El desplazamiento al interior de las ciudades entrega la mejor
radiografía del poder armado en nuestros barrios. Los homicidios, los robos, las
extorsiones se encargan de señalar ciclos de criminalidad, esquinas peligrosas,
guerras por el control del territorio. Pero la expulsión de decenas de familias
de un barrio, sea por goteo o en estampida, deja ver complejidades y riesgos
casi siempre inadvertidos. En ese desajuste que implican los trasteos a
destiempo, salen a relucir intercambios entre la economía legal y la ilegal,
complicidades entre los combos y los poderes políticos que manejan presupuesto
participativo, disputas entre clanes familiares que han manejado las plazas
durante generaciones, sometimientos de una pandilla a su rival para salir con
el estatus de desplazados. El Estado se ha demorado para entender que no se
trata de un juego de policías y ladrones sino de un complejo ajedrez, donde
muchas veces la figura de la policía ni siquiera es vista como digna de ocupar
un puesto en el tablero.
Medellín es entre las capitales la ciudad con más retos y más experiencia
en el tema. Desde 2007 un acuerdo del Concejo regula la política pública para
prevención del desplazamiento y atención a las víctimas. Una oficina municipal
con cerca de noventa funcionarios se ocupa de la atención y el acompañamiento a los desplazados. Un
chaleco rojo es su única defensa contra la determinación y las notificaciones de
los asesinos. En los últimos cuatro años las cifras no han parado de crecer en
la ciudad. De los 2657 registrados en el 2009 se pasó a 9941 desplazados de sus
barrios el año pasado.
El fenómeno entraña paradojas para huir del triunfalismo policial y
desconfiar de algunas cifras que a primera vista resultan alentadoras. Muchas
veces la captura de uno de los “Duros” puede causar la salida obligada de su
círculo cercano: no solo familiares y compinches sino amigos tenderos, jóvenes
utilizados como jíbaros, adolescentes relacionadas con sus hombres…; en fin,
todo un círculo social que, por complicidad, obligación o necesidad, gira
alrededor de los “dueños” del barrio. En ocasiones la reducción de homicidios
también coincide con la hegemonía de uno de los actores armados, entonces
comienza la huida de quienes no quieren plegarse a ese nuevo poder que exige
rentas, hijos para las vueltas o hijas para el entretenimiento. Detrás de la
salida de los desplazados está la violencia subterránea: reclutamiento,
desaparición forzada, torturas, acoso sexual. Las historias están contadas en
informes hechos por la alcaldía de Medellín entre 2010 y 2011.

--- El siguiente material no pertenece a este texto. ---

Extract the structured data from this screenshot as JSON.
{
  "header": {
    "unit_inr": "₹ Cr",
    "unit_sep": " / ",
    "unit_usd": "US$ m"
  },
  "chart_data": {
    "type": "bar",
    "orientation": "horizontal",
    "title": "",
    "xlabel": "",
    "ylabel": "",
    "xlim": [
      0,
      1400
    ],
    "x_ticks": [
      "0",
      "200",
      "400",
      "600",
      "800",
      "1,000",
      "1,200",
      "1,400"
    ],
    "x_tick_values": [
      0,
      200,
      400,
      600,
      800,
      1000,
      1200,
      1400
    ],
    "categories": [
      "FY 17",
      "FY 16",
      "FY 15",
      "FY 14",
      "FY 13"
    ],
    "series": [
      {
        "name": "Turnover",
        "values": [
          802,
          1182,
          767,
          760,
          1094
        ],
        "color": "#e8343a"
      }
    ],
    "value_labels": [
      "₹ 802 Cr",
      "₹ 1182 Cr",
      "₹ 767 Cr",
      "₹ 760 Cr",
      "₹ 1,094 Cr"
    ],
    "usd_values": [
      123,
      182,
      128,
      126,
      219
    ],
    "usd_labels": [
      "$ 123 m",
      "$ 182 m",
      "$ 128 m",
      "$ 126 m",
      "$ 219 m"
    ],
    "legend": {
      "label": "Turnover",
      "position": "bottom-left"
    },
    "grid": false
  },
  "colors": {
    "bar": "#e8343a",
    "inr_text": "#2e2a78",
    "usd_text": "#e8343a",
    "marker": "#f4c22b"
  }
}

A pesar de todo el último caso de desplazamiento masivo en el
corregimiento de San Cristóbal, en las montañas del Occidente, deja un espacio
a la esperanza. Después de las fotos de los soldados y policías haciendo los
acarreos llegaron los funcionarios de la oficina de atención a víctimas. Lo
primero fue cuidar a los perros y alimentar las gallinas de quienes dejaron sus
casas. Lo segundo fue dormir con las doce familias que aguantaron el miedo
inicial. Luego orientar a la policía en la manera de llegarle a la gente, pegar
avisos de protección especial en las puertas de las casas recién abandonadas,
llevar de la mano a toda la administración hasta donde las casas de La Loma en
San Cristóbal. La presencia del Estado y algunos símbolos nunca usados fueron
efectivos: el 95% de las familias han regresado. Una foto vergonzosa, y hasta
injusta, sirvió para mover al Estado y proteger a la comunidad bullanguera que
ha vivido desde hace siglos en La Loma.